Ernie became a Holocaust speaker after attending a reunion of survivors in Jerusalem in 1981. When he returned home, he said, “the realization struck him that he had to start talking about it.” It was time. At first, Ernie said, he was nervous and uncomfortable speaking in front of groups. But he kept talking and kept improving. As the years went by, many of the questions he received from school children, after his talks, were asked over and over again: “Why didn’t you run away? Why didn’t you try to escape from the concentration camps?”
There were, however, those “unexpected and interesting questions,” where Ernie had to dig deep to find the right words and the right answer. Once, after speaking at Pittsburgh’s Schenley High School, he was asked, “With all the suffering you went through, after the liberation, why did you remain Jewish?”
“The boy that asked me the question was black,” Ernie told me. “And, I couldn’t help but wonder if he thought: ‘You are white. You could have blended in. My people never had that option.’ I told the class at Schenley that, if anything, my experience has strengthened my identity. At least I know who I am. When the war began, the Jews who converted to Christianity or assimilated were still Jews in the eyes of Hitler. He took them with the rest of the Jews. Most of them were really lost souls.”
Of all the subjects that I touched upon with Ernie, the one that seemed to baffle him the most was Holocaust deniers. He said that one time he was speaking at a junior high and during the question-and-answer session, a boy asked him: “Why are there Holocaust deniers—people who say it never took place?”
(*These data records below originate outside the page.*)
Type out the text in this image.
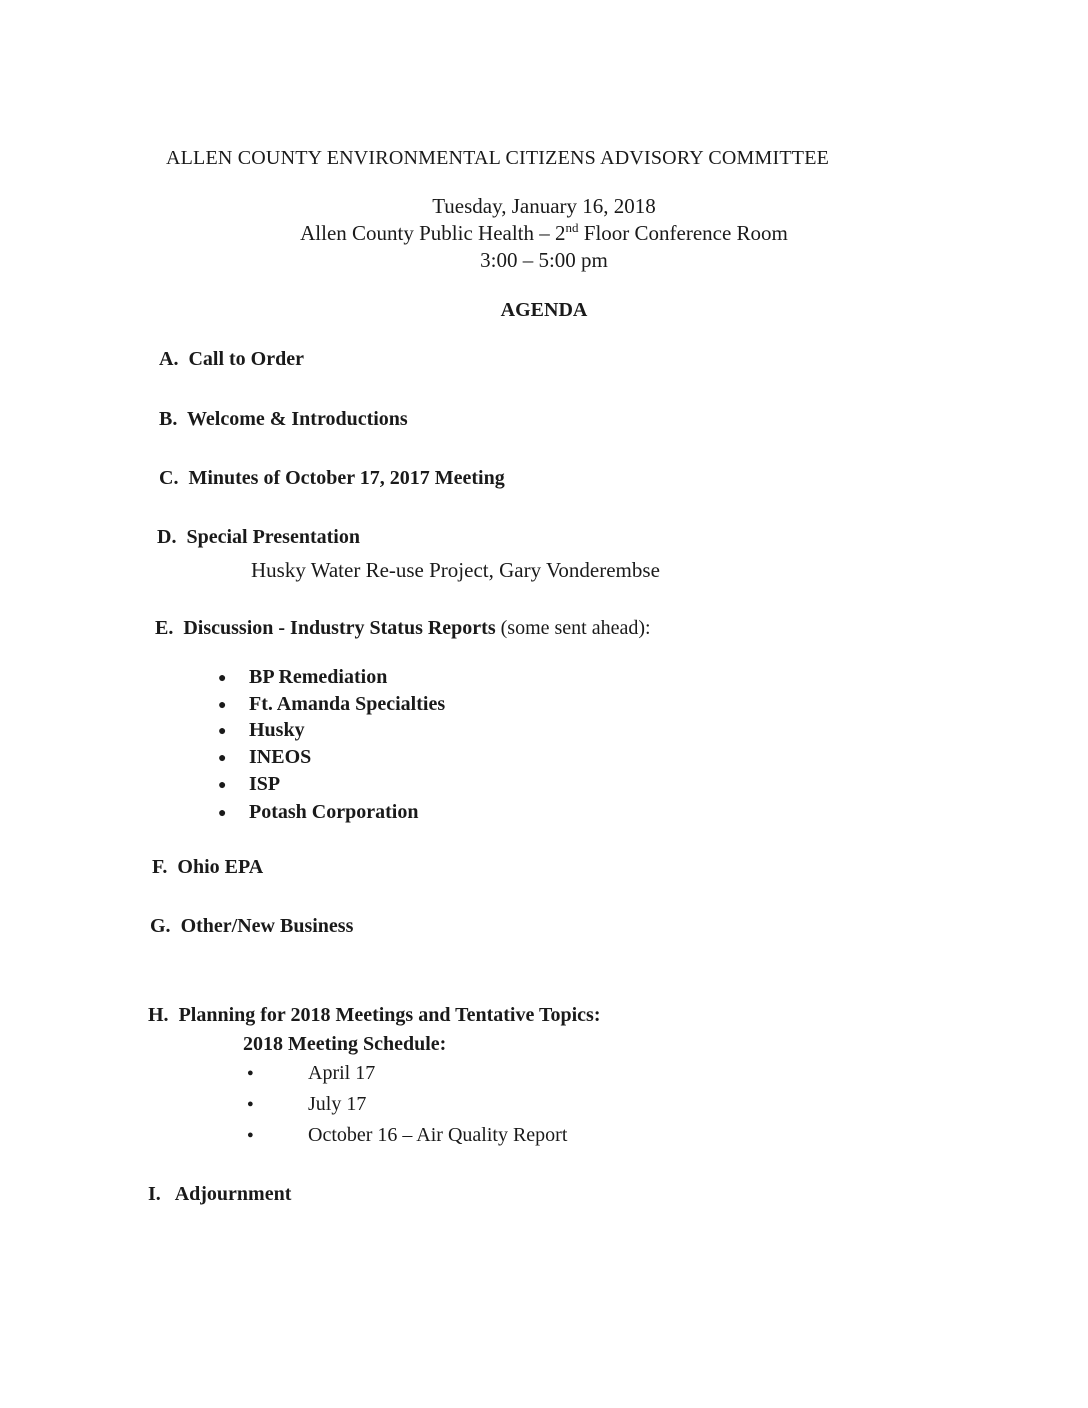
ALLEN COUNTY ENVIRONMENTAL CITIZENS ADVISORY COMMITTEE
Tuesday, January 16, 2018
Allen County Public Health – 2nd Floor Conference Room
3:00 – 5:00 pm
AGENDA
A. Call to Order
B. Welcome & Introductions
C. Minutes of October 17, 2017 Meeting
D. Special Presentation
Husky Water Re-use Project, Gary Vonderembse
E. Discussion - Industry Status Reports (some sent ahead):
● BP Remediation
● Ft. Amanda Specialties
● Husky
● INEOS
● ISP
● Potash Corporation
F. Ohio EPA
G. Other/New Business
H. Planning for 2018 Meetings and Tentative Topics:
2018 Meeting Schedule:
●	April 17
●	July 17
●	October 16 – Air Quality Report
I. Adjournment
Ernie said he told the boy, “During every period in history there have been people who have tried to rewrite history to their needs. I think the ones saying the Holocaust never happened are obviously anti-Semitic. But why they continue to deny it happened, I don’t know.”
Ernie later told me, “I really don’t think I gave the boy the best answer. That was a tough question. I’m still working on it.”
I guess to some extent, I’m in the same boat. After all these years, I still ponder why his most cherished letter was from someone who fell asleep while he was speaking. Was it his favorite because he thought it was funny? Perhaps he really did think it was a good letter. Maybe, he kept it separate from the others to remind himself of how special each and every child is—even the ones dozing off and not listening. I don’t have the best answer. I’m still working on it.